Ein Thema war auch der Mangel an Fachkräften. Möschel dazu: „Das gilt auch für sonstige Arbeitnehmer. Es gibt bis heute keine Willkommenskultur für Migranten auf dem Arbeitsmarkt“. Und Dr. Thomas Zwiefelhofer, Tschechischer Honorarkonsul in Liechtenstein und einer der Laureaten der diesjährigen FEK-Europamedaille Kaiser Karl IV., wies noch auf die Fluktuation im Fürstentum hin, „zu uns pendeln mehr Leute als Liechtenstein Einwohner hat“. Man müsse da auch in der EU flexibel sein.
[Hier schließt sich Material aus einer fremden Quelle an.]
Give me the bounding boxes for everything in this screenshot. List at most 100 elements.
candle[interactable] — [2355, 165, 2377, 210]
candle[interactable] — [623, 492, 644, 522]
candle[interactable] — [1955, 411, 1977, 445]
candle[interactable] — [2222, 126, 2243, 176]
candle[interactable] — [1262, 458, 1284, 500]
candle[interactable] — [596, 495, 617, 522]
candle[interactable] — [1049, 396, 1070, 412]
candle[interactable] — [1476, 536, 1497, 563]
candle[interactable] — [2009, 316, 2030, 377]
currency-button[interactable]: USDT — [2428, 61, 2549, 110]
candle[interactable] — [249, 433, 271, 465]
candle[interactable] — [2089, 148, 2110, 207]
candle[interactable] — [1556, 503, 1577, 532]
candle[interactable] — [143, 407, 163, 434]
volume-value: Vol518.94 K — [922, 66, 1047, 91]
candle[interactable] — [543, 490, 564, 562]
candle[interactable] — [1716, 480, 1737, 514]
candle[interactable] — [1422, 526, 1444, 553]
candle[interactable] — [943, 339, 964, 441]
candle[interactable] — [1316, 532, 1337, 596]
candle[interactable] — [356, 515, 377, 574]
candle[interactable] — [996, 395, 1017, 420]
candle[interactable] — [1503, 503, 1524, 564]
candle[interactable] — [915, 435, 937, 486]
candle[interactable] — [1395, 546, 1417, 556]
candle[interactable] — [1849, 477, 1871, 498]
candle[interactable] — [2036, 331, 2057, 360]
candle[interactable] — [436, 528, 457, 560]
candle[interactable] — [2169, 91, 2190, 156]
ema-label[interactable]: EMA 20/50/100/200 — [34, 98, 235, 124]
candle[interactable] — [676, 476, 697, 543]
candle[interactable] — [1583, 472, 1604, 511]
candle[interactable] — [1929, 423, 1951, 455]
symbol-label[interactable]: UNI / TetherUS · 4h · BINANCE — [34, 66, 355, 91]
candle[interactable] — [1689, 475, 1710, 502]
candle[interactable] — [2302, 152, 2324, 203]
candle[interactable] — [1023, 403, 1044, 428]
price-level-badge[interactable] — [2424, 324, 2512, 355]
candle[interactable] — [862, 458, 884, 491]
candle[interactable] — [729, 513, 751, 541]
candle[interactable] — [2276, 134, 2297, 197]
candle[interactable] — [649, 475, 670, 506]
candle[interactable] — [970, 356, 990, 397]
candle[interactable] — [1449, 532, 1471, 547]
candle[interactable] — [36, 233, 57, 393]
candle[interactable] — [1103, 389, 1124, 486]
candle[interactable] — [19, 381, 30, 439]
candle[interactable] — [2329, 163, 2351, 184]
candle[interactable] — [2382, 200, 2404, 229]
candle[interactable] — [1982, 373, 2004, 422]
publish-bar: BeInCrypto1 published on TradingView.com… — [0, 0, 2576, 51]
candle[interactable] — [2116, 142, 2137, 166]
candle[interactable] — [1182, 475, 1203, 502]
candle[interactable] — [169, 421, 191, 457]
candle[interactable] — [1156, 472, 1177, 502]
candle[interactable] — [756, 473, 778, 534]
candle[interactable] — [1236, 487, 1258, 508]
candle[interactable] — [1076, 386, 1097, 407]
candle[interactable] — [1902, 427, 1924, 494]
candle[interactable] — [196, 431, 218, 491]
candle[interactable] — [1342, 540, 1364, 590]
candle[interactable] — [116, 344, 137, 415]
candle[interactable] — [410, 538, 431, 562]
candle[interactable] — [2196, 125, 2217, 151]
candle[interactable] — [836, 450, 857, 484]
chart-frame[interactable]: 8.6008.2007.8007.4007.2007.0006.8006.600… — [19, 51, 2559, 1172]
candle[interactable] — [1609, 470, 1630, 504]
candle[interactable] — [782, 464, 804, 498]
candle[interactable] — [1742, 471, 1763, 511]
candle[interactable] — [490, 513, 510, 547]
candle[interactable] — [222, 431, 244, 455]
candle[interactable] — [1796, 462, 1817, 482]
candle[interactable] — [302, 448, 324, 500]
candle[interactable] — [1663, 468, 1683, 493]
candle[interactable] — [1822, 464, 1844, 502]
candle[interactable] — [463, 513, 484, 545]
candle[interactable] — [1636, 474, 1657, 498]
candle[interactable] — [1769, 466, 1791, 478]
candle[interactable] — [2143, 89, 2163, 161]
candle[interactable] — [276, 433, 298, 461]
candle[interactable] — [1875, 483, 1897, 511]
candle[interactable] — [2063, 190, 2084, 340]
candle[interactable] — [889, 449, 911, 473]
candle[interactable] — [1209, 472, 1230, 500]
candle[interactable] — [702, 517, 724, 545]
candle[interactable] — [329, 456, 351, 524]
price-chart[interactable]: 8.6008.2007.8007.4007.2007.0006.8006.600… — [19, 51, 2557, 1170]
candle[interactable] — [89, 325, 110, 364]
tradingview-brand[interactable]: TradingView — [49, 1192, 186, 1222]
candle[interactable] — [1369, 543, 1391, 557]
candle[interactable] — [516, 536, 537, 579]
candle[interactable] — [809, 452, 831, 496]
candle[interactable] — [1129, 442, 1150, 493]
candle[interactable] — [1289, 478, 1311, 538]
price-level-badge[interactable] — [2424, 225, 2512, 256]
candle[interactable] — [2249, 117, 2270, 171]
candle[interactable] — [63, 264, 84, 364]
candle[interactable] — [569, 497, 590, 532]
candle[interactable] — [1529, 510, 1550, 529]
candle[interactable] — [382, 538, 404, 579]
Auf die Frage an das Auditorium „Was bedeutet Europa für Sie?“, brachte es ein bekannter Busunternehmer auf den Punkt: „Tausende Kilometer quer durch den Kontinent fahren ohne lästige Kontrollen an den Grenzen, ist das nicht wunderbar!“. Und fügte an, wenn am Nebentisch über Europa gelästert werde, sollte man an diese Freiheit, die es lange nicht gegeben habe, erinnern. Die Wirtschaftsjunioren aus den Kreisen Kulmbach und Bayreuth machten sich in mehreren Redebeiträgen ebenfalls für Europa stark.
«Böhmerland nicht Ausland, sondern unser Nachbar»
Zu Beginn des Wirtschaftstages verdeutlichte Gabriele Hohenner, daß man allen Grund hätte zu feiern: 25 Jahre EU-Binnenmarkt, 15 Jahre EU-Osterweiterung, fünf Jahre Kooperationsvereinbarung mit den tschechischen Grenzregionen und die 10. Neudrossenfelder Europatage. „Uns liegt besonders die Intensivierung der Beziehungen zur Tschechischen Republik am Herzen“, formulierte es die IHK-Hauptgeschäftsführerin. Dies sei nicht nur innerhalb unserer IHK-Strategie 2019 verankert und dokumentiert, sondern mehr als ein Lippenbekenntnis. „Das Böhmerland hat einen Sonderstatus für uns, es ist nicht Ausland, es ist der Nachbar“. Der IHK-Wirtschaftstag sei auch eine Plattform für ein klares Bekenntnis zur Wirtschafts- und Währungsunion und für den EU-Binnenmarkt, der mit seinem Programm mittelständischen Unternehmen neue Marktchancen eröffnet habe. Die Zahlen der bayerischen Wirtschaft sprächen Bände: Im Jahr 2017 gingen 56,2 Prozent der bayerischen Wirtschaft in andere EU-Mitgliedsländer. Es sei daher zwangsläufig, den EU-Binnenmarkt weiter zu vertiefen und gleichzeitig den Bürokratieabbau spürbar zu senken.
Landrat Klaus Peter Söllner und Bürgermeister Harald Hübner bezeichneten den IHK-Wirtschaftstag als Brückenbauer in den Osten. Und nach den Podiumsdiskussionen am Nachmittag blieb es auch am Abend ökonomisch. Die Vertreter der oberfränkischen Wirtschaftsjunioren stellten sich und ihre Arbeit vor, gefolgt von böhmischen kulinarischen Spezialitäten. Für die musikalische Umrahmung war auch an jenem Abend die Karlsbader Jazz-Kombo «seven of – nine» zuständig.